Im Übrigen hätte die Klägerin durchaus ihre Verpflichtungsklage in abgewandelter Form weiterverfolgen können, so dass auch von daher kein Rechtsschutzinteresse für eine nunmehr isolierte Anfechtung der Ablehnung besteht. Schon das Niedersächsische Oberverwaltungsgericht Lüneburg hat in seinem Beschluss vom 16.12.2005 - 10 ME 165/05 - darauf hingewiesen, dass ein auf ein Verpflichtungsbegehren gerichtetes Verwaltungsverfahren erst dann seinen Abschluss findet, wenn über das Begehren unanfechtbar entschieden wurde (vgl. auch BVerwG, Urteil vom 24.05.1995 - 1 C 7/94 -). Das bedeutet, die nunmehr zuständige Verwaltungsbehörde hätte das Verfahren in dem Stadium fortführen müssen, in dem es sich zum Zeitpunkt der Zuständigkeitswechsels befand. M. a. W., die Klägerin hätte, wenn sie denn das Verfahren fortführen und nicht einfach ein neues Verfahren in Hamburg beginnen wollte, den Zuständigkeitswechsel durch eine Klageänderung - nämlich Wechsel des Beklagten - Rechnung tragen können. Dass das Bundesverwaltungsgericht in seinem Urteil vom 31.03.1987 - 1 C 32/84 - diese Möglichkeit nicht erwähnte, dürfte in der Regelung des § 142 Abs. 1 VwGO begründet sein (Eine Klageänderung ist danach im Revisionsverfahren nicht mehr zulässig). Für die hier vertretene Lösung spricht weiterhin, dass das Verfahren nicht künstlich aufgespalten wird (einerseits isolierte Anfechtung der Ablehnung, anderseits Weiterverfolgung des Verpflichtungsbegehrens, wobei jeweils die gleichen Fragestellungen zu klären wären) und der Umstand, dass jedenfalls grundsätzlich der bisherige Beklagte auf Grund des Zuständigkeitsverlustes nicht mehr Herr des Verwaltungsverfahren ist und beispielsweise auch nicht mehr in der Lage wäre, die Klägerin nach Würdigung ihres Klagevortrages oder dem Ergebnis einer etwaigen Beweisaufnahme ggf. klaglos zu stellen.

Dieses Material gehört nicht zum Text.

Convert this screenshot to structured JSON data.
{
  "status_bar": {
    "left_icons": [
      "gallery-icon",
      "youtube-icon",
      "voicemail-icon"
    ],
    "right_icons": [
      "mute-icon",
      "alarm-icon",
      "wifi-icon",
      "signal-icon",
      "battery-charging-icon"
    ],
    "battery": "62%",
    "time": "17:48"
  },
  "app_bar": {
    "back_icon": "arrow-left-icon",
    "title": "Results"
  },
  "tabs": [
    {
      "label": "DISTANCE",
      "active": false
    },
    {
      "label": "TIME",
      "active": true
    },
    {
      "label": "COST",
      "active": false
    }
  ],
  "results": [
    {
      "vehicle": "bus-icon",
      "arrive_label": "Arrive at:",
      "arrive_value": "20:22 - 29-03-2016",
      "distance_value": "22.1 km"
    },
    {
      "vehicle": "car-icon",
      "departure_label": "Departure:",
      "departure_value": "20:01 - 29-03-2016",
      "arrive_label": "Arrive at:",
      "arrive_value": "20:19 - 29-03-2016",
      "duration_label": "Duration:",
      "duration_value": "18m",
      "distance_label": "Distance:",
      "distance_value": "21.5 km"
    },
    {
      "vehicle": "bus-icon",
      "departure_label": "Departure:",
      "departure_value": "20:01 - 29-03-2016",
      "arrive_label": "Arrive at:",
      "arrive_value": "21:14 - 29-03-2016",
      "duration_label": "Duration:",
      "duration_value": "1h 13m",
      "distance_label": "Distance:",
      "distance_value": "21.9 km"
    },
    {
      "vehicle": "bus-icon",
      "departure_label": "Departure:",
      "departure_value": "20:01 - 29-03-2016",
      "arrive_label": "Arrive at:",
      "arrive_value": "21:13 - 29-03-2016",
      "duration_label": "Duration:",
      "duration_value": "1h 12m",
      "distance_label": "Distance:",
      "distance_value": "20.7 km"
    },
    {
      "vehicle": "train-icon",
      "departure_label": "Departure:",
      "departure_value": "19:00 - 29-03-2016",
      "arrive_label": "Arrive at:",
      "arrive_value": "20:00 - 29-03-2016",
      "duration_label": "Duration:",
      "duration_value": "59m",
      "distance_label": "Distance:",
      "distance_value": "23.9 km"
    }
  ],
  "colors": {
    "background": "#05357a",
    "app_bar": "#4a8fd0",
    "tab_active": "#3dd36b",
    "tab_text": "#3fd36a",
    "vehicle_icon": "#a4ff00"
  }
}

Gründe für die Zulassung der Berufung gem. §§ 124a Abs. 1, 124 Abs. 2 Nr. 3 und 4 VwGO sind nicht ersichtlich.
Die Kostenentscheidung folgt aus § 154 Abs. 1. § 161 VwGO. Soweit das Verfahren für erledigt erklärt wurde, sind auch die Kosten der Klägerin aufzuerlegen. Zum Einen stellt die Erledigungserklärung eine verdeckte Klagerücknahme dar. Die Klägerin hätte auch durch eine Klageänderung nunmehr ihr Verpflichtungsbegehren gegen die Stadt Hamburg richten können. Zum Zweiten hat sie das erledigende Ereignis verursacht, indem sie umgezogen ist.
Die Entscheidung über die vorläufige Vollstreckbarkeit beruht auf § 167 VwGO in Verbindung mit §§ 708 Nr. 11, 711 Satz 1 ZPO.